Один из них развернул мешочек и высыпал на ладонь серебряные полтинники, китайские юани, давно вышедшие из денежного обращения.

«И перед смертью даже обманывают», — подумал Глотов.

— Сколько всего белогвардейцев? — спросил он.

— Много. Может, пятьдесят, может, шестьдесят.

— Оружия у них много?

— Винтовка, наганы, бомбы есть.

— А пулемет есть?

— Какой пулемет? Снег большой, какой пулемет? Пулемет тяжелый, за один пулемет два офицера могут сесть. Зачем пулемет, когда два офицера негде садиться?

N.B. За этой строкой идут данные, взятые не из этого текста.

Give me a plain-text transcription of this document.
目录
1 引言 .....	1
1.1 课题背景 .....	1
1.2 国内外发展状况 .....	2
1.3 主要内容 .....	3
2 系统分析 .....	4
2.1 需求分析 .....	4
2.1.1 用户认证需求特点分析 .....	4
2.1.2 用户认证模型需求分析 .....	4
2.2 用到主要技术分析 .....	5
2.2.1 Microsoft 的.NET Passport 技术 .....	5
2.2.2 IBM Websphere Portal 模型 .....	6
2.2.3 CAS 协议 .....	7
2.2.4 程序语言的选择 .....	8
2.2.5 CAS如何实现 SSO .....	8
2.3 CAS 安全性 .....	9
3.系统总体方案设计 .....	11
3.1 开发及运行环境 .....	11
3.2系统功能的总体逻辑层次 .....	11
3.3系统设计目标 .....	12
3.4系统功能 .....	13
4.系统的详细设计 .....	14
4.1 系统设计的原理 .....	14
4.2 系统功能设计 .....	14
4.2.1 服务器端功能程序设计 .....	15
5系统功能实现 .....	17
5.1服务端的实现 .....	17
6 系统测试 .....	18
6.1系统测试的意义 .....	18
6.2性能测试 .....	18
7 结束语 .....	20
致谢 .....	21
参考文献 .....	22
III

— Мы вас отпускаем, — сказал Глотов. — Хотя вы очень плохо поступили, что помогли бежать полковнику и его отряду. Вы должны искупить свою вину перед красными партизанами. Из Мариинска нам будут посылать продукты, вы должны нам привозить их? Поняли?

— Поняли. Поняли, — закивали головами ульчи.

Ульчи распрощались и выехали в Мариинск. Отряд лыжников пошел на Кизи. Пурга усиливалась, и отряд совсем замедлил движение. Партизаны держались возле нарт, помогали собакам. Стало совсем темно, когда отряд добрался до другого берега озера и укрылся в тайге.

Глотов послал вперед шестерых разведчиков. Когда отряд подходил к Кизи, возвратился вестовой разведчиков Фома Коровин.

— Белых нет тама, охвицера арестовали, — сообщил он. — В кармане, сукин сын, наган держал. А жинка ейная тоже сука, в волосах запрятала маленькую пистоль, а в пистоле-то пять патронов.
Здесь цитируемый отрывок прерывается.